On July 18th, the Cathedral of Saint Peter and Saint Paul in Nantes, France was set ablaze and suffered severe fire damage to its organ, rose window, and nave.

The day after, Nantes’ public prosecutor Pierre Sennès detained a volunteer scheduled to close the cathedral the night before, but warned against any ‘premature’ judgement of guilt. He was released the same day, without charge.

However, yesterday Sennès said the 39-year old man, a refugee from Rwanda, was arrested again on “charges of destruction and damage by fire.” During questioning, the volunteer altar server confessed to lighting three fires in the cathedral.

While he was released without charge before, Sennès said developments in the investigation led to his rearrest, indictment, and detainment.

“He admitted during his first appearance for questioning before the investigating judge that he set three fires in the cathedral: at the main organ, the smaller organ, and the electrical panel. He has not elaborated in detail on his motivations.”

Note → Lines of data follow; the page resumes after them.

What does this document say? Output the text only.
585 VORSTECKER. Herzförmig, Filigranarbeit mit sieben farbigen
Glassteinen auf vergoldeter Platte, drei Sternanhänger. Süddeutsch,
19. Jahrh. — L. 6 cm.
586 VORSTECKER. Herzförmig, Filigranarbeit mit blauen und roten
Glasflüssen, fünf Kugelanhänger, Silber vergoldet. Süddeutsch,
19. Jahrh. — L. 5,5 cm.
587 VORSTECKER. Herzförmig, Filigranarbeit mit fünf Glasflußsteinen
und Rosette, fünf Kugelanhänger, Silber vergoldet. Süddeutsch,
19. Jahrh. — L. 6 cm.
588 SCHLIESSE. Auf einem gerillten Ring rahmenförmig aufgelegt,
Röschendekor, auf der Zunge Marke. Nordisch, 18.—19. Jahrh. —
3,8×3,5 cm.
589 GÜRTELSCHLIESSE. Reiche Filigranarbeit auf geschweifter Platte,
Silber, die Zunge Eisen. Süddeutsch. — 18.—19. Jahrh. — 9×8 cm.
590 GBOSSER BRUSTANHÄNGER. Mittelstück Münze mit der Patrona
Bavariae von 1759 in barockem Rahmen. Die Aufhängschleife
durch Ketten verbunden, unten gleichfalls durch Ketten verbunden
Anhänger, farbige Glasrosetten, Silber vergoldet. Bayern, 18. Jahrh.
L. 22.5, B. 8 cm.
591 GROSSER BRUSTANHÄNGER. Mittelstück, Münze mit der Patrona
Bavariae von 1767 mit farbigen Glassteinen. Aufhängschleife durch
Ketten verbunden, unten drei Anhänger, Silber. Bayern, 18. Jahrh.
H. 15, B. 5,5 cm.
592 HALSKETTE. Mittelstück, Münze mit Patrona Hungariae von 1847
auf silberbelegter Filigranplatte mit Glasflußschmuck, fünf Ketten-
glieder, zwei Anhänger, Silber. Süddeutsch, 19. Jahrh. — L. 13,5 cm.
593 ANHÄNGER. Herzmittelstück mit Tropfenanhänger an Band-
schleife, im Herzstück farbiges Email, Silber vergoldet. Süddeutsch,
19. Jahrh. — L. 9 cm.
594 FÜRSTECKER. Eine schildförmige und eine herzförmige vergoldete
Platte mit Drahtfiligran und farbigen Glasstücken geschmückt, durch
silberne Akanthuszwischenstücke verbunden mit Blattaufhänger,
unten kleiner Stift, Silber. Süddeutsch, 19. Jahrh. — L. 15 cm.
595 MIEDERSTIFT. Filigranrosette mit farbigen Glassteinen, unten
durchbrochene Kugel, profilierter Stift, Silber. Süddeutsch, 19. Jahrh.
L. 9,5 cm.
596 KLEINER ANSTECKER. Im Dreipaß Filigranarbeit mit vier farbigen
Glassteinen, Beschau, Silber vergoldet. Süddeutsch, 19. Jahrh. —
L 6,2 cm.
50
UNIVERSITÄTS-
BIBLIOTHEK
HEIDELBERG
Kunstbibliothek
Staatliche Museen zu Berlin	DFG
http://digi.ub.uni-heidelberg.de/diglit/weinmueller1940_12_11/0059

The man’s lawyer, Quentin Chabert, said: “my client is today consumed with remorse and overwhelmed by the magnitude of the events.”

“My client is cooperating. Obviously it was a relief for him to show, as he would say, his repentance. As a believer, it’s important for him to show this effort.”

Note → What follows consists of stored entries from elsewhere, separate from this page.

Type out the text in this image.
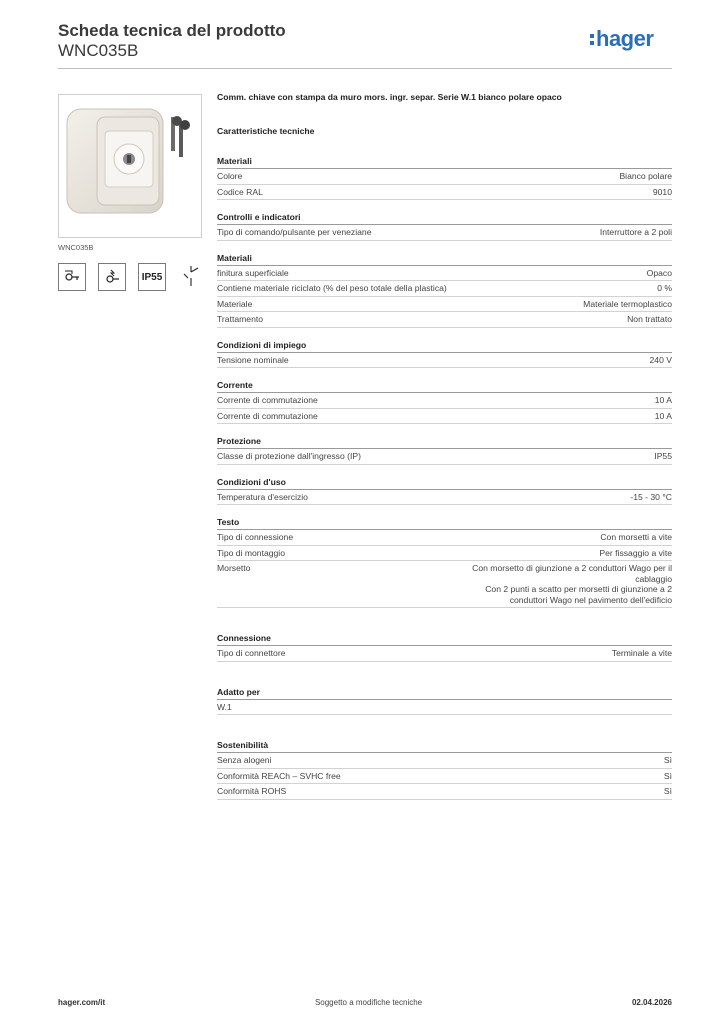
Scheda tecnica del prodotto
WNC035B	hager
WNC035B
IP55
Comm. chiave con stampa da muro mors. ingr. separ. Serie W.1 bianco polare opaco
Caratteristiche tecniche
Materiali
Colore	Bianco polare
Codice RAL	9010
Controlli e indicatori
Tipo di comando/pulsante per veneziane	Interruttore a 2 poli
Materiali
finitura superficiale	Opaco
Contiene materiale riciclato (% del peso totale della plastica)	0 %
Materiale	Materiale termoplastico
Trattamento	Non trattato
Condizioni di impiego
Tensione nominale	240 V
Corrente
Corrente di commutazione	10 A
Corrente di commutazione	10 A
Protezione
Classe di protezione dall'ingresso (IP)	IP55
Condizioni d'uso
Temperatura d'esercizio	-15 - 30 °C
Testo
Tipo di connessione	Con morsetti a vite
Tipo di montaggio	Per fissaggio a vite
Morsetto	Con morsetto di giunzione a 2 conduttori Wago per il cablaggio
Con 2 punti a scatto per morsetti di giunzione a 2 conduttori Wago nel pavimento dell'edificio
Connessione
Tipo di connettore	Terminale a vite
Adatto per
W.1
Sostenibilità
Senza alogeni	Sì
Conformità REACh – SVHC free	Sì
Conformità ROHS	Sì
hager.com/it	Soggetto a modifiche tecniche	02.04.2026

In a statement after the fire, Diocesan Administrator of Nantes Father Francois Renaud said:

“For the Catholic community, this disaster is greeted with great sadness. The vocation of the mother church of the diocese is to bring it together in unity around its bishop. Everyone is at home here. How can we not think of our future bishop, who cannot be installed in his cathedral? The cathedral struck those who entered it with its light and the elevated gaze it elicited. She offered everyone peace conducive to recollection and prayer. We are deprived of our cathedral. But we are not deprived of the light and peace given to us by the Lord of this place. With or without a cathedral, our Church will know how to shine, I am sure.”

Renaud added that repair costs will be primarily covered by the French government, who owns the cathedral.

The man faces up to ten years in prison and $175,000 in fines.